★ Islam et athées

Publié le par Socialisme libertaire

IslamLe Monde Libertaire - 3 décembre 2009.

L’athéisme et la religion ne font pas bon ménage, c’est bien connu. Mais quand cette religion est l’islam, c’est encore plus compliqué, voire dangereux. Cependant, des athées en terre musulmane, il y en a et même il y en a eu depuis les origines. Méconnus en Occident, ostracisés, quand ils ne sont pas physiquement menacés ou éliminés dans le monde islamique, des individus nés et élevés dans un contexte musulman sont plus nombreux qu’on le pense à rejeter toute forme de pratique et de pensée religieuse et à devenir athées, avec toutes les difficultés que cela représente : risque pour l’intégrité physique, rejet, mise à l’écart, interdiction de parole, nombreux sont les exemples de personnes persécutées, assassinées ou forcées à l’exil parce qu’elles avaient osé mettre en doute les fondements de l’islam et exercer leur libre pensée.

En Europe, en France, des personnes nées et élevées dans un environnement musulman se réclament de l’athéisme. Des hommes et des femmes de toutes origines et de tous milieux qui entendent exercer leur libre opinion. C’est pour en débattre qu’une réunion sur le thème de l’athéisme et l’islam s’est tenue samedi 21 novembre, à la Bibliothèque la Rue, qui à cette occasion a fait salle comble. Animée par Amar, Jean Manuel et Mohamed, la discussion a porté sur la situation passée et présente de l’athéisme dans le monde musulman, avec le rappel de quelques grands noms de cette libre-pensée comme le poète syrien du XIe siècle al Maari ou le philosophe libre penseur du IXe siècle al Rawandi, mais aussi d’auteurs contemporains (Janabi, al Azm, Qusaymi…). La situation politique et sociale actuelle des pays du Maghreb où la fièvre intégriste s’est manifestée avec plus ou moins grande violence ces dernières années a aussi été évoquée. Les animateurs de ce débat ont commencé, il y a près de deux ans, la collecte de témoignages d’athées ex-musulmans, afin d’éditer un recueil : ce débat a permis de toucher un public plus large et d’enrichir ces témoignages, il a montré l’intérêt que ces personnes trouvent à se réunir, débattre et échanger leur point de vue, afin de ne pas se sentir isolées.

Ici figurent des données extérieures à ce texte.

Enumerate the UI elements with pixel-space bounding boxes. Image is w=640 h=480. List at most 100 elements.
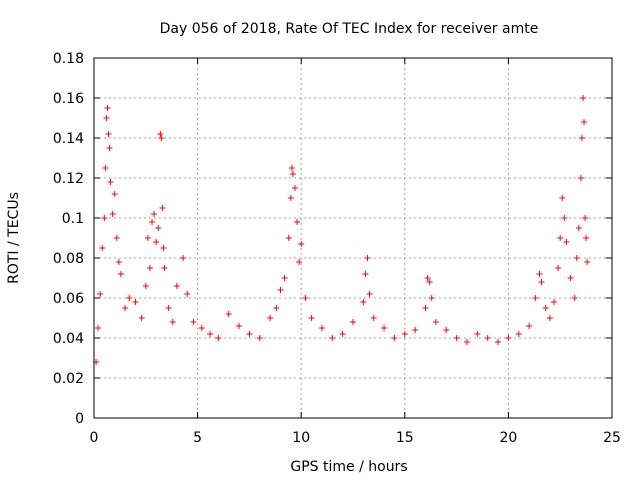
data-point <box>146 265 153 271</box>
data-point <box>557 235 564 241</box>
data-point <box>443 327 450 333</box>
y-tick-label: 0.1 <box>62 211 84 227</box>
data-point <box>236 323 243 329</box>
data-point <box>296 259 303 265</box>
data-point <box>107 179 114 185</box>
data-point <box>550 299 557 305</box>
data-point <box>190 319 197 325</box>
data-point <box>577 175 584 181</box>
plot-frame <box>93 57 613 419</box>
data-point <box>350 319 356 325</box>
data-point <box>158 135 165 141</box>
y-tick-label: 0.04 <box>53 331 84 347</box>
y-tick-label: 0.14 <box>53 131 84 147</box>
data-point <box>285 235 292 241</box>
data-point <box>99 245 106 251</box>
data-point <box>362 271 369 277</box>
axis-ticks: 0 0.02 0.04 0.06 0.08 0.1 0.12 0.14 0.16 0.18 0 5 10… <box>53 51 621 446</box>
data-point <box>573 255 580 261</box>
data-point <box>198 325 205 331</box>
data-point <box>453 335 460 341</box>
y-tick-label: 0 <box>75 411 84 427</box>
data-point <box>426 279 433 285</box>
data-point <box>360 299 367 305</box>
data-point <box>582 215 589 221</box>
data-point <box>484 335 491 341</box>
data-point <box>401 331 408 337</box>
data-point <box>122 305 129 311</box>
data-point <box>180 255 187 261</box>
data-point <box>370 315 377 321</box>
data-point <box>515 331 522 337</box>
data-point <box>366 291 373 297</box>
data-point <box>101 215 108 221</box>
data-point <box>579 95 586 101</box>
data-point <box>318 325 325 331</box>
data-point <box>555 265 562 271</box>
data-point <box>95 325 102 331</box>
data-point <box>584 259 591 265</box>
data-point <box>581 119 588 125</box>
data-point <box>281 275 288 281</box>
data-point <box>111 191 118 197</box>
data-point <box>288 165 295 171</box>
data-point <box>157 131 164 137</box>
data-point <box>432 319 439 325</box>
data-point <box>151 211 158 217</box>
data-point <box>115 259 122 265</box>
data-point <box>256 335 263 341</box>
data-point <box>132 299 139 305</box>
data-point <box>273 305 280 311</box>
x-tick-label: 0 <box>90 430 99 446</box>
data-point <box>207 331 214 337</box>
data-point <box>308 315 315 321</box>
data-point <box>532 295 539 301</box>
chart-title: Day 056 of 2018, Rate Of TEC Index for r… <box>160 21 539 37</box>
data-point <box>422 305 429 311</box>
grid-lines <box>94 58 612 418</box>
data-point <box>277 287 284 293</box>
data-point <box>364 255 371 261</box>
data-point <box>474 331 481 337</box>
data-point <box>165 305 172 311</box>
x-axis-label: GPS time / hours <box>290 459 407 475</box>
y-tick-label: 0.02 <box>53 371 84 387</box>
data-point <box>287 195 294 201</box>
data-point <box>173 283 180 289</box>
x-tick-label: 10 <box>292 430 310 446</box>
data-point <box>117 271 124 277</box>
data-point <box>138 315 145 321</box>
data-point <box>563 239 570 245</box>
data-point <box>505 335 512 341</box>
data-point <box>339 331 346 337</box>
data-point <box>103 115 110 121</box>
data-point <box>225 311 232 317</box>
data-point <box>105 131 112 137</box>
data-point <box>428 295 435 301</box>
x-tick-label: 20 <box>499 430 517 446</box>
data-point <box>109 211 116 217</box>
data-point <box>575 225 582 231</box>
data-point <box>412 327 419 333</box>
data-point <box>144 235 151 241</box>
data-point <box>424 275 431 281</box>
data-points <box>93 95 591 365</box>
y-tick-label: 0.06 <box>53 291 84 307</box>
data-point <box>184 291 191 297</box>
data-point <box>559 195 566 201</box>
data-point <box>160 245 167 251</box>
y-axis-label: ROTI / TECUs <box>6 192 22 284</box>
data-point <box>267 315 274 321</box>
data-point <box>302 295 309 301</box>
data-point <box>567 275 574 281</box>
data-point <box>161 265 168 271</box>
data-point <box>142 283 149 289</box>
data-point <box>536 271 543 277</box>
data-point <box>571 295 578 301</box>
data-point <box>155 225 162 231</box>
data-point <box>495 339 502 345</box>
data-point <box>463 339 470 345</box>
data-point <box>561 215 568 221</box>
x-tick-label: 5 <box>193 430 202 446</box>
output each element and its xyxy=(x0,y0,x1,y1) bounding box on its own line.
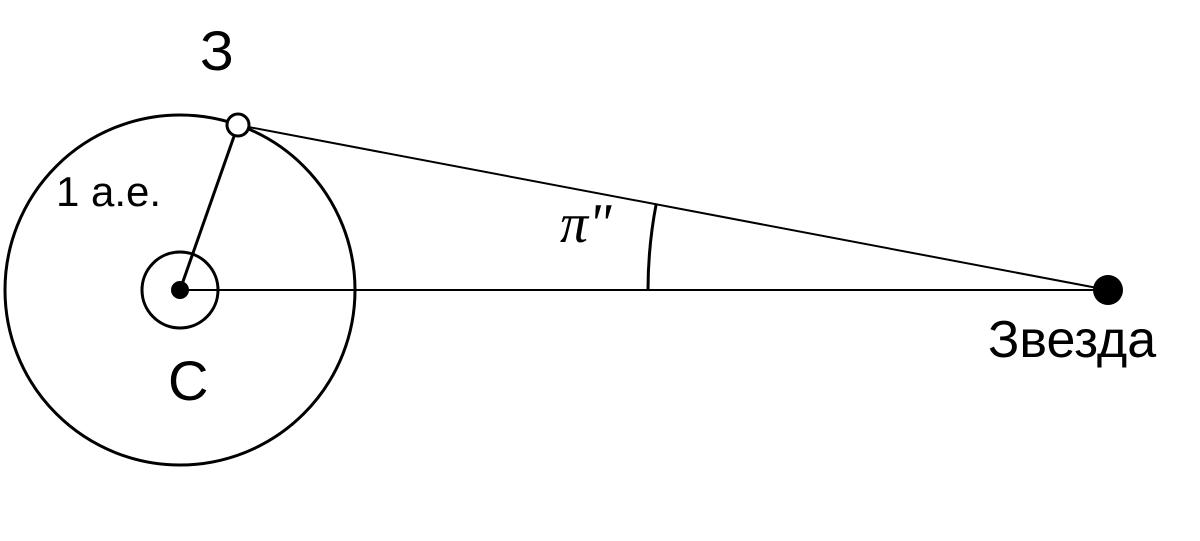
diagram-svg xyxy=(0,0,1200,536)
earth-circle xyxy=(227,114,249,136)
angle-label: π" xyxy=(560,192,612,256)
au-label: 1 а.е. xyxy=(56,168,161,216)
star-dot xyxy=(1093,275,1123,305)
earth-label: З xyxy=(200,18,234,83)
angle-arc xyxy=(648,203,656,290)
parallax-diagram: З С 1 а.е. π" Звезда xyxy=(0,0,1200,536)
star-label: Звезда xyxy=(988,310,1156,370)
earth-star-line xyxy=(238,125,1108,290)
sun-label: С xyxy=(168,348,208,413)
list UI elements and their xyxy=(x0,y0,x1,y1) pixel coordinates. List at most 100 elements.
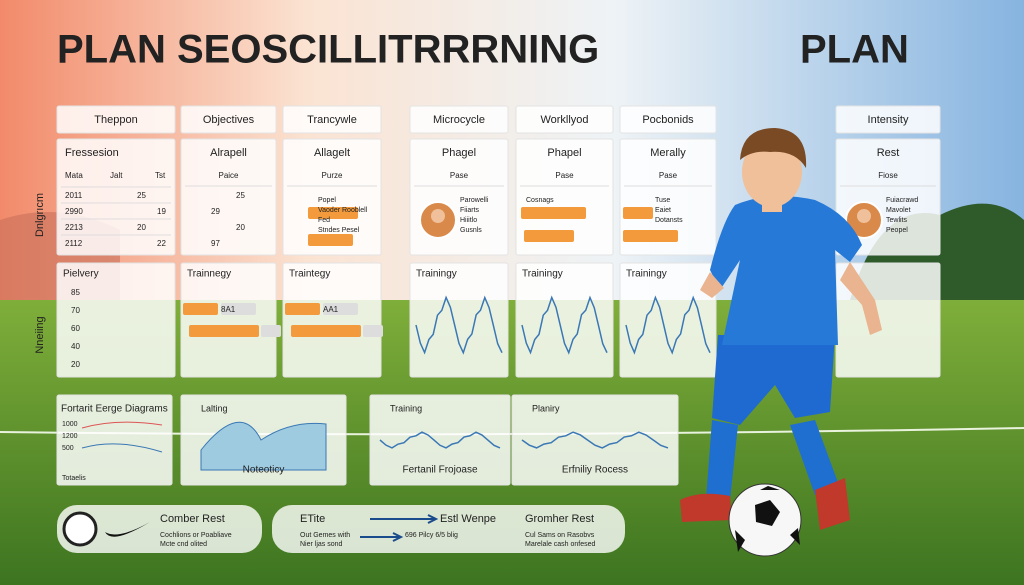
panel xyxy=(515,262,614,378)
header-cell: Objectives xyxy=(203,114,255,126)
bar xyxy=(623,230,678,242)
panel xyxy=(619,105,717,134)
panel-title: Allagelt xyxy=(314,147,350,159)
ball xyxy=(728,483,802,557)
item-text: Marelale cash onfesed xyxy=(525,541,596,548)
panel xyxy=(56,105,176,134)
panel xyxy=(282,105,382,134)
axis-number: 85 xyxy=(71,288,80,297)
cell-number: 97 xyxy=(211,239,220,248)
item-text: Mcte cnd olited xyxy=(160,541,207,548)
bar xyxy=(261,325,281,337)
panel-title: Trainingy xyxy=(522,269,563,280)
column-label: Jalt xyxy=(110,171,123,180)
panel-subtitle: Paice xyxy=(218,171,239,180)
panel xyxy=(282,138,382,256)
cell-text: Parowelli xyxy=(460,197,489,204)
panel xyxy=(619,262,717,378)
side-label: Dnlgrıcm xyxy=(34,193,46,237)
panel-title: Merally xyxy=(650,147,686,159)
cell-text: Eaiet xyxy=(655,207,671,214)
column-label: Tst xyxy=(155,171,166,180)
bar-label: AA1 xyxy=(323,305,339,314)
item-text: Cul Sams on Rasobvs xyxy=(525,532,595,539)
arrow xyxy=(370,514,439,524)
header-cell: Trancywle xyxy=(307,114,357,126)
line-series xyxy=(81,421,163,429)
panel-title: Planiry xyxy=(532,403,560,413)
badge xyxy=(62,511,98,547)
bar xyxy=(623,207,653,219)
line-series xyxy=(81,443,163,453)
item-text: 696 Pilcy 6/5 blig xyxy=(405,532,458,539)
header-cell: Workllyod xyxy=(540,114,588,126)
panel xyxy=(835,105,941,134)
header-cell: Pocbonids xyxy=(642,114,694,126)
wave xyxy=(625,295,711,355)
bar xyxy=(323,303,358,315)
bar xyxy=(363,325,383,337)
axis-number: 60 xyxy=(71,324,80,333)
row-label: 2112 xyxy=(65,239,83,248)
panel-subtitle: Pase xyxy=(659,171,678,180)
panel-title: Phapel xyxy=(547,147,581,159)
panel-title: Trainingy xyxy=(626,269,667,280)
cell-text: Tuse xyxy=(655,197,670,204)
swoosh xyxy=(105,522,150,537)
item-title: ETite xyxy=(300,513,325,525)
cell-text: Peopel xyxy=(886,227,908,234)
bar xyxy=(221,303,256,315)
cell-text: Stndes Pesel xyxy=(318,227,360,234)
panel-title: Fortarit Eerge Diagrams xyxy=(61,404,168,415)
item-text: Cochlions or Poabliave xyxy=(160,532,232,539)
title-right: PLAN xyxy=(800,28,909,72)
avatar-head xyxy=(431,209,445,223)
header-cell: Theppon xyxy=(94,114,137,126)
pill xyxy=(57,505,262,553)
arrow xyxy=(360,532,404,542)
avatar-head xyxy=(857,209,871,223)
cell-text: Dotansts xyxy=(655,217,683,224)
cell-text: Cosnags xyxy=(526,197,554,204)
panel-subtitle: Pase xyxy=(555,171,574,180)
panel-title: Rest xyxy=(877,147,900,159)
bar xyxy=(285,303,320,315)
panel-subtitle: Fiose xyxy=(878,171,898,180)
bar xyxy=(521,207,586,219)
panel-title: Trainingy xyxy=(416,269,457,280)
row-label: 2213 xyxy=(65,223,83,232)
panel-caption: Totaelis xyxy=(62,475,86,482)
axis-number: 70 xyxy=(71,306,80,315)
bar-label: 8A1 xyxy=(221,305,236,314)
cell-number: 19 xyxy=(157,207,166,216)
panel-title: Alrapell xyxy=(210,147,247,159)
axis-number: 500 xyxy=(62,445,74,452)
panel xyxy=(56,394,173,486)
panel xyxy=(369,394,511,486)
area xyxy=(200,421,327,471)
panel xyxy=(56,138,176,256)
cell-text: Mavolet xyxy=(886,207,911,214)
cell-number: 20 xyxy=(137,223,146,232)
panel-subtitle: Pase xyxy=(450,171,469,180)
panel xyxy=(282,262,382,378)
panel xyxy=(511,394,679,486)
cell-text: Gusnls xyxy=(460,227,482,234)
panel-title: Traintegy xyxy=(289,269,330,280)
bar xyxy=(189,325,259,337)
column-label: Mata xyxy=(65,171,83,180)
cell-text: Vaoder Rooblell xyxy=(318,207,368,214)
wave xyxy=(379,431,501,449)
header-cell: Intensity xyxy=(868,114,909,126)
panel xyxy=(180,262,277,378)
panel-title: Trainnegy xyxy=(187,269,231,280)
cell-number: 22 xyxy=(157,239,166,248)
cell-number: 20 xyxy=(236,223,245,232)
header-cell: Microcycle xyxy=(433,114,485,126)
player xyxy=(680,128,882,530)
item-text: Out Gemes with xyxy=(300,532,350,539)
panel-subtitle: Purze xyxy=(322,171,343,180)
cell-text: Fuiacrawd xyxy=(886,197,918,204)
item-title: Comber Rest xyxy=(160,513,225,525)
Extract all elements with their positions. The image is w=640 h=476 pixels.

La principale revendication, est la liberté de conscience : que la non-croyance soit admise et ne soit plus considérée comme un crime. Et que cesse l’amalgame : arabe = musulman. Parmi l’assistance se trouvait une jeune marocaine, cofondatrice du Mouvement alternatif pour les libertés individuelles au Maroc : avec quelques autres militants, elles ont appelé, via le site Facebook, à la tenue d’un pique-nique public pendant le jeûne du Ramadan en septembre dernier. Avant même de mettre leur projet à exécution, ces militants (deux femmes et quatre hommes) ont été cueillis par la police. Mais leur geste, revendiqué et public a connu une très grande publicité, au Maroc et au-delà dans le monde arabe : la campagne de presse dirigée contre ce mouvement et ses buts les ont paradoxalement fait connaître, leur apportant des soutiens et leur donnant accès aux médias internationaux. Ce geste, en apparence anecdotique, en s’attaquant à l’un des piliers de la religion musulmane, a mis à jour la peur et la panique des autorités musulmanes : tant qu’on reste hors des regards, à l’abri de son domicile, on peut enfreindre les interdits, mais le faire au vu et au su de tout le monde est insupportable et mettrait en danger tout l’édifice.

Les athées ex-musulmans doivent se faire connaître et entendre, non seulement de leurs ex-coreligionnaires, mais aussi de ceux qui, ici, gardent une vision paternaliste ou condescendante des Arabes et autres immigrés issus du monde musulmans. Rappelons enfin que l’athéisme, à nos yeux, est indissociable du projet d’émancipation sociale et individuelle !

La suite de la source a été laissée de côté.